Generally, antidepressant medications aren’t addictive, and overdosing isn’t fatal. However, they can produce a number of troubling and toxic effects that can endanger your health, and these effects are greater with benzos.

When any of the aforementioned substances are used with alcohol or other drugs, the risk of severe health complications and death increases.

If you fall into any of those usage categories, professional addiction treatment can help you get sober. Even more importantly, it can spare you the damaging health complications that accompany misuse and abuse.

In addition, dual-diagnosis treatment can treat a co-occurring mental health issue (such as depression) while you’re receiving substance abuse treatment.

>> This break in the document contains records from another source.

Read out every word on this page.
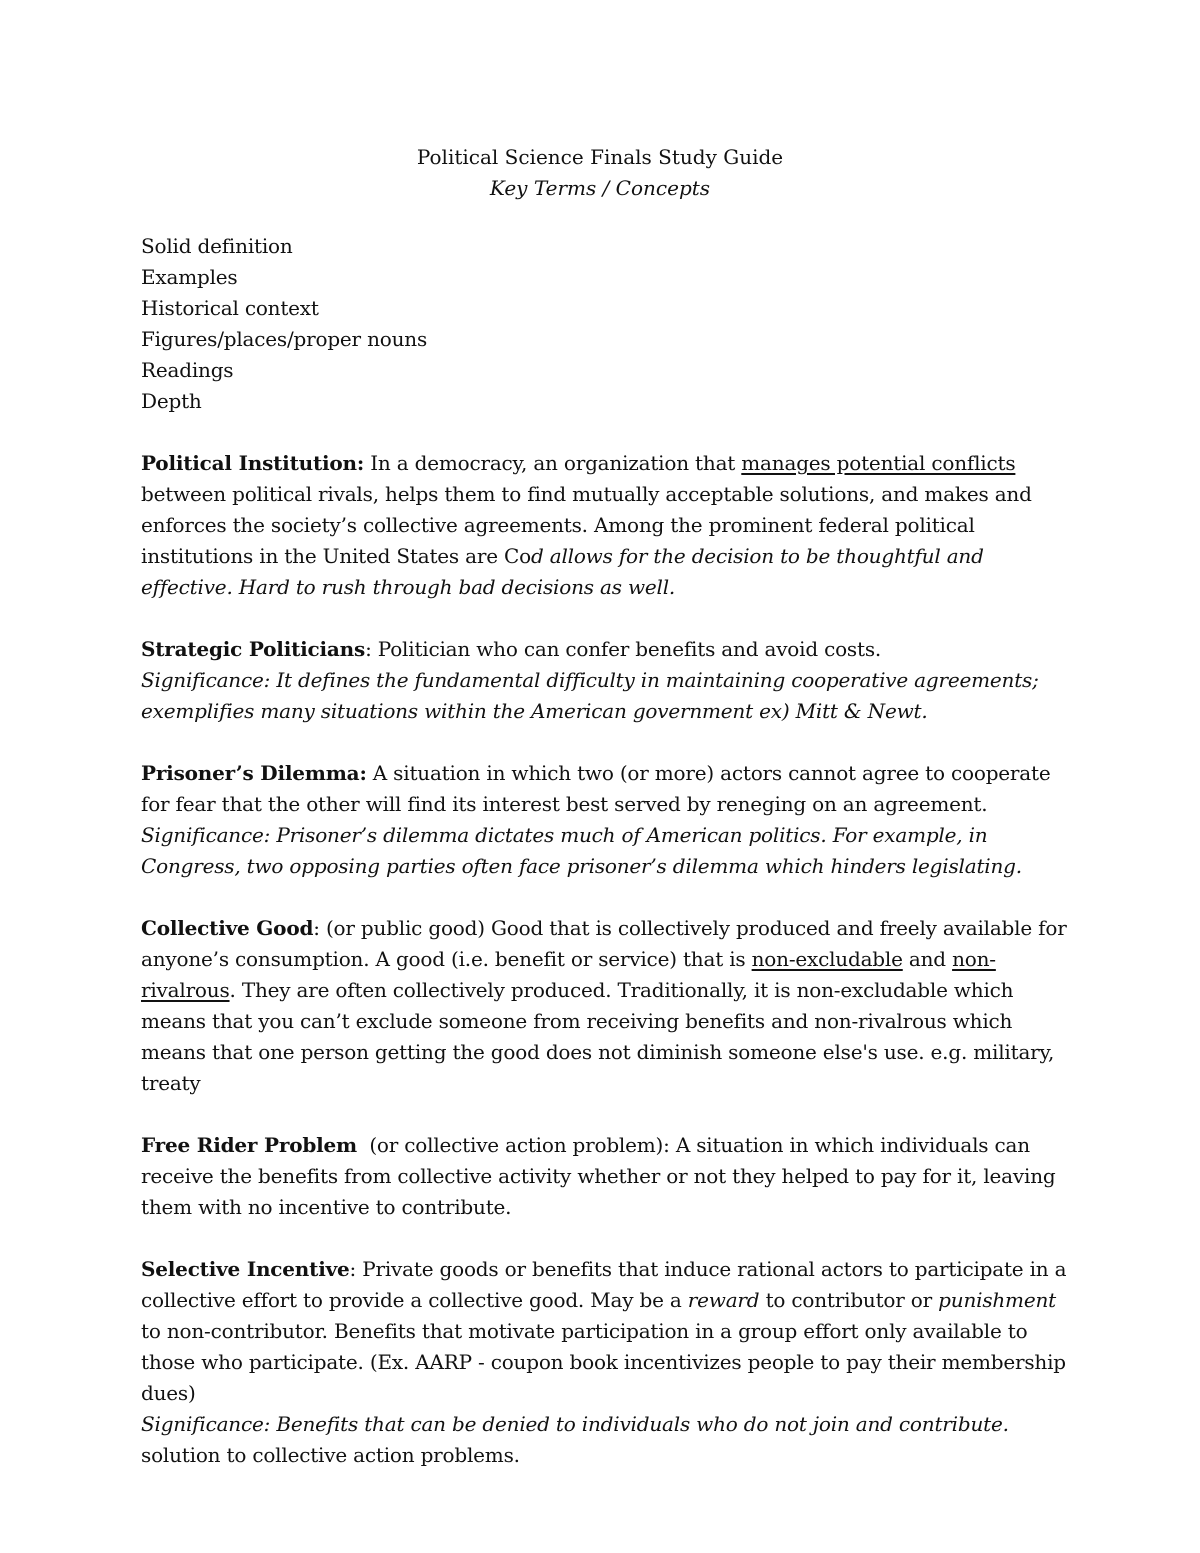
Political Science Finals Study Guide
Key Terms / Concepts
Solid definition
Examples
Historical context
Figures/places/proper nouns
Readings
Depth

Political Institution: In a democracy, an organization that manages potential conflicts between political rivals, helps them to find mutually acceptable solutions, and makes and enforces the society’s collective agreements. Among the prominent federal political institutions in the United States are Cod allows for the decision to be thoughtful and effective. Hard to rush through bad decisions as well.

Strategic Politicians: Politician who can confer benefits and avoid costs.

Significance: It defines the fundamental difficulty in maintaining cooperative agreements; exemplifies many situations within the American government ex) Mitt & Newt.

Prisoner’s Dilemma: A situation in which two (or more) actors cannot agree to cooperate for fear that the other will find its interest best served by reneging on an agreement.

Significance: Prisoner’s dilemma dictates much of American politics. For example, in Congress, two opposing parties often face prisoner’s dilemma which hinders legislating.

Collective Good: (or public good) Good that is collectively produced and freely available for anyone’s consumption. A good (i.e. benefit or service) that is non-excludable and non-rivalrous. They are often collectively produced. Traditionally, it is non-excludable which means that you can’t exclude someone from receiving benefits and non-rivalrous which means that one person getting the good does not diminish someone else's use. e.g. military, treaty

Free Rider Problem  (or collective action problem): A situation in which individuals can receive the benefits from collective activity whether or not they helped to pay for it, leaving them with no incentive to contribute.

Selective Incentive: Private goods or benefits that induce rational actors to participate in a collective effort to provide a collective good. May be a reward to contributor or punishment to non-contributor. Benefits that motivate participation in a group effort only available to those who participate. (Ex. AARP - coupon book incentivizes people to pay their membership dues)

Significance: Benefits that can be denied to individuals who do not join and contribute. solution to collective action problems.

In a professional program, you will meet with clinical staff to determine the appropriate recovery plan. For cases of severe addiction and polysubstance abuse, you should undergo medical detoxification, which safely and comfortably removes these substances from your body.

Residential treatment involves staying at a facility and receiving comprehensive care and therapy. It’s the best treatment for benzodiazepine addiction and polysubstance abuse. In residential treatment, you’ll receive access to a range of evidence-backed therapies. To maximize the effectiveness of any residential program, a minimum of a 90-day stay is recommended (according to the National Institute on Drug Abuse).

If your misuse solely involves antidepressants, an outpatient program is the most appropriate option. In outpatient, you can attend therapy and counseling sessions on a part-time basis while living at home or pursuing another arrangement (such as sober living).

In either case, you’ll receive counseling designed to help you discover the root of your addiction. You’ll also be given education and life skills to help you sustain your sobriety. Once your treatment has completed, the clinical staff will connect you to aftercare and alumni programs that provide a supportive and encouraging community for your recovery.